Angel Island Detention Facility, California
6月 1942 - 7月 1942
Lordsburg Internment Camp, New Mexico
7月 1942 - 6月 1943
Santa Fe Internment Camp, New Mexico
6月 1943 - 11月 1944
Paroled to Grand Junction, Colorado
Returned to Hawaii: December 1945
Arrived in Honolulu with about 775 other internees aboard the military troopship the Shawnee.
Kazuyuki Kawano arrived in Hawaii from Kumamoto Prefecture in 1906 and a decade later opened a small retail store in Waipahu, Oahu. By the beginning of World War II, his shop had grown into a department store in an eponymous two-story building on Waipahu's main street, and Kawano was on the board of directors of the Honolulu Japanese Chamber of Commerce.
While Kawano was sent into internment on the Mainland, two of his sons served with the U.S. armed forces. Henry Toshio Kawano trained as a linguist at the Military Intelligence Service Language School at Fort Snelling, Minnesota. Roy Tomoaki Kawano was a member of the 100th Infantry Battalion.
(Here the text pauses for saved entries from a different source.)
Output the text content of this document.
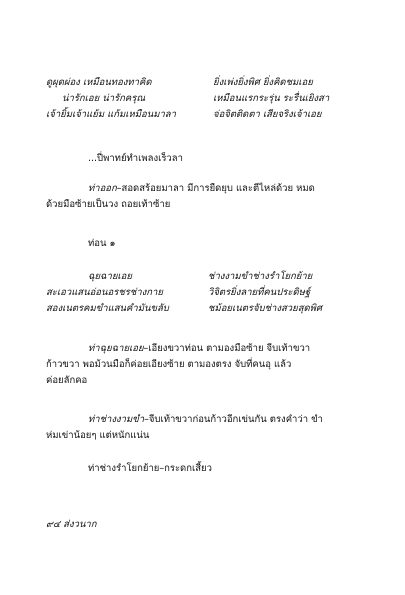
ดูผุดผ่อง เหมือนทองทาคิด	ยิ่งเพ่งยิ่งพิศ ยิ่งคิดชมเอย
น่ารักเอย น่ารักครุณ	เหมือนแรกระรุ่น ระรื่นเยิงสา
เจ้ายิ้มเจ้าแย้ม แก้มเหมือนมาลา	จ่อจิตติดตา เสียจริงเจ้าเอย
...ปี่พาทย์ทำเพลงเร็วลา
ท่าออก–สอดสร้อยมาลา มีการยืดยุบ และตีไหล่ด้วย หมด
ด้วยมือซ้ายเป็นวง ถอยเท้าซ้าย
ท่อน ๑
ฉุยฉายเอย	ช่างงามขำช่างรำโยกย้าย
สะเอวแสนอ่อนอรชรช่างกาย	วิจิตรยิ่งลายที่คนประดิษฐ์
สองเนตรคมขำแสนคำมันขลับ	ชม้อยเนตรจับช่างสวยสุดพิศ
ท่าฉุยฉายเอย–เอียงขวาท่อน ตามองมือซ้าย จีบเท้าขวา
ก้าวขวา พอม้วนมือก็ค่อยเอียงซ้าย ตามองตรง จับที่คนอุ แล้ว
ค่อยลักคอ
ท่าช่างงามขำ–จีบเท้าขวาก่อนก้าวอีกเข่นกัน ตรงคำว่า ขำ
ห่มเข่าน้อยๆ แต่หนักแน่น
ท่าช่างรำโยกย้าย–กระดกเสี้ยว
๙๔ ส่งวนาก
In the postwar years, Kazuyuki Kawano joined with other prominent businessmen and returning Nisei soldiers to create Central Pacific Bank, a financial institution catering to the islands' large Japanese American population. He served on the bank's charter board of directors along with fellow internees Koichi Iida (also the bank's first CEO), Lawrence T. Kagawa, Sadato Morifuji, and Kinzo Sayegusa.